All About Eve, 2015.

« All About Eve »: un projet vidéo sur l’origine du concept de l’amour romantique. L’œuvre a été presentée en première sous le titre « Menuet en do mineur » à l’exposition Sweet 18 au Kasteel d’Ursel à Hingene, dans un montage qui se déroulait simultanément sur trois écrans.
Une soirée magique, une multitude d’invités pénètre dans le château classiciste d’Ursel pour un bal. Ce qui commence comme une soirée dansante très formelle, soigneusement dirigée par la joyeuse hôtesse Cupidon, perd rapidement toute cohérence. Alors que la fête dégénère en chaos, les protagonistes qui jouent avec les sentiments des invités deviennent de plus en plus clairs. «All About Eve» nous ramène à l’époque où les gens (en particulier les aristocrates) font maladroitement leurs premiers pas sur le chemin de l’amour romantique, avec beaucoup de faux, de formalité, de jeux de rôle et de théâtralité: l’Epoque des Lumières.

Adamant Amazones, 2015.

When a Lovely Flame Dies

Dans le projet Adamant Amazons (2015), Bart Ramakers crée une mythologie pour notre temps, avec de fortes protagonistes féminines qui sont en contrôle – avec un pied sur l’accélérateur. Amazones audacieuses qui ne maîtrisent non seulement les voitures, mais aussi les hommes. Ils vont jusqu’au bout : ils enlèvent, volent, s’échappent et dominent – un pur plaisir pour nous tous de voir. Leurs voitures ne sont pas les moindres : à partir d’une Bugatti 35B de 1928 à une 2013 Tesla S, chaque pièce est un bijou.

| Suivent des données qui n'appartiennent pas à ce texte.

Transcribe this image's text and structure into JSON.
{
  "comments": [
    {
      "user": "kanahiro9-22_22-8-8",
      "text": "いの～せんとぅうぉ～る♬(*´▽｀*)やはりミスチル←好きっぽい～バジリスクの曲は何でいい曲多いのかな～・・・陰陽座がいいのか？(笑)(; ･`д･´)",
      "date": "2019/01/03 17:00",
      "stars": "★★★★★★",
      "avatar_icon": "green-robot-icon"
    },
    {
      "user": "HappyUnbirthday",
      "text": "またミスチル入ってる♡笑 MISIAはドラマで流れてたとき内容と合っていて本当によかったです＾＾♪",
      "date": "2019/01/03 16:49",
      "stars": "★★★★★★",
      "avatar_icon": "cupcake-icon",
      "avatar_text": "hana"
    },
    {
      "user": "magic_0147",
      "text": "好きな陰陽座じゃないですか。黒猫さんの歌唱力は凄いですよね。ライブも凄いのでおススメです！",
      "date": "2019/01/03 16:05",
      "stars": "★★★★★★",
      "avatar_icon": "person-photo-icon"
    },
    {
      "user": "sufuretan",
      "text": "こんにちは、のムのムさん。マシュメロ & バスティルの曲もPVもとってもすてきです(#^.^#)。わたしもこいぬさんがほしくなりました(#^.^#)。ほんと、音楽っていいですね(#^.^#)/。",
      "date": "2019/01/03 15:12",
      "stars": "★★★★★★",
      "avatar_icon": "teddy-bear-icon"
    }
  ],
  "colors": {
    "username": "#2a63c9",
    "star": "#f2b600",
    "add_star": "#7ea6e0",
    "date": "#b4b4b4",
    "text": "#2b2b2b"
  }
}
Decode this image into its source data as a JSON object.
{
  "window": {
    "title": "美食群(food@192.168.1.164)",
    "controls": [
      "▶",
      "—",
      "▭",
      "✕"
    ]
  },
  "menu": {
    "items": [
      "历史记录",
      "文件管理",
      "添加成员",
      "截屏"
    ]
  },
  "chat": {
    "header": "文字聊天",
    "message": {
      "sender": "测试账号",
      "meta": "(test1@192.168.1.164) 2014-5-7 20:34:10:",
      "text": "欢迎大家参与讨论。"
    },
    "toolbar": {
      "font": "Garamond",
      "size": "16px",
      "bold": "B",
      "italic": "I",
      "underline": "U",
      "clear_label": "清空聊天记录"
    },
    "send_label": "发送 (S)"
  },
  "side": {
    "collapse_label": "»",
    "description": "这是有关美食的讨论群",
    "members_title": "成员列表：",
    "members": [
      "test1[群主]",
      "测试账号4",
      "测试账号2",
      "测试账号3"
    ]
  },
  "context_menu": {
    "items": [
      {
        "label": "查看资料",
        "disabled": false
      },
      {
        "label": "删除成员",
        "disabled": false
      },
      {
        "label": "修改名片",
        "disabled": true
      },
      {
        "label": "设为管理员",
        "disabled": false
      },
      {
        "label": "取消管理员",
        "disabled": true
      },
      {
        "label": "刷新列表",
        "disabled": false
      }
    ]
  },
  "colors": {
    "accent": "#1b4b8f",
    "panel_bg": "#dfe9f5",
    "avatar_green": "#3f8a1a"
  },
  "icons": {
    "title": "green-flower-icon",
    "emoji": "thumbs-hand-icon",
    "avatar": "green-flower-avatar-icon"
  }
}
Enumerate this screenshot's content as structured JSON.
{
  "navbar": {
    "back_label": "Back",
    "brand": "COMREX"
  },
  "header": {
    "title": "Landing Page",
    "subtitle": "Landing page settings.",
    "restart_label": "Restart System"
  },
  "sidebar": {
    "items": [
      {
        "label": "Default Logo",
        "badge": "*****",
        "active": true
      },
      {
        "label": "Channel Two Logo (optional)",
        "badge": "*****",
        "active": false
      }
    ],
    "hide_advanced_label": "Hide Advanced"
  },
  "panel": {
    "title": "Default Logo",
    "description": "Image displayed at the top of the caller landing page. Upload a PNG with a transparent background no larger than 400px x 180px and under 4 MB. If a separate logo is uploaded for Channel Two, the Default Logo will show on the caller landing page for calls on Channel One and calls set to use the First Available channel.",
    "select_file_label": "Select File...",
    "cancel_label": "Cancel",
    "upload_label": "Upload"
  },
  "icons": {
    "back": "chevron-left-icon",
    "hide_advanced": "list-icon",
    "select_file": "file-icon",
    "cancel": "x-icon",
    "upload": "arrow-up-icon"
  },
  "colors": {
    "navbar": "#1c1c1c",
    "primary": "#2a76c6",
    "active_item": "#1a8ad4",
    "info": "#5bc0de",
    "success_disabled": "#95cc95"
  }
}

Strangers in the Night, 2014.

En chacun de nous, il y en a un autre que nous ne connaissons pas. (Carl Gustav Jung)

Agnus Dei (The Last Supper)

Dans Strangers in the Night, Bart Ramakers regarde à travers les portes de l’ancien rendez-vous hôtel Le Berger, un lieu d’odeur sulfurique, un univers art déco écrasant, chargé de rencontres amoureuses ineffables, des histoires voilées, brûlantes, passionnées et non autorisées. Imaginez que les murs et les lits pourraient raconter les moments volés, la passion illicite et l’amour caché. Heureusement, le bon berger n’est jamais loin, prêt pour montrer la voie …

L’Apothéose de Flore, 2013.

Agnus Dei

Il était une fois, à la fin de l’Ancien Régime et dans les premières années des Temps Modernes, une princesse nommée Flore qui épousa le duc prometteur Wolfgang d’Ursel. Ensemble, ils ont vécu une vie très mouvementée sur leur domaine à Hingene et bien au-delà. En 1792, lors des vicissitudes de la Révolution Français, ils commencent à construire de Notelaer, un splendide pavillon classiciste sur les rives de la Schelde. C’est là que Bart Ramakers a fait revivre le monde imaginaire de Flore d’Ursel, avec 12 acteurs passionnés et 12 membres d’équipage. Les 10 « tableaux » photographiques issus de cette collaboration forment un ballet léger avec des nobles, des dieux et des figures mythologiques… et le passeur très énigmatique.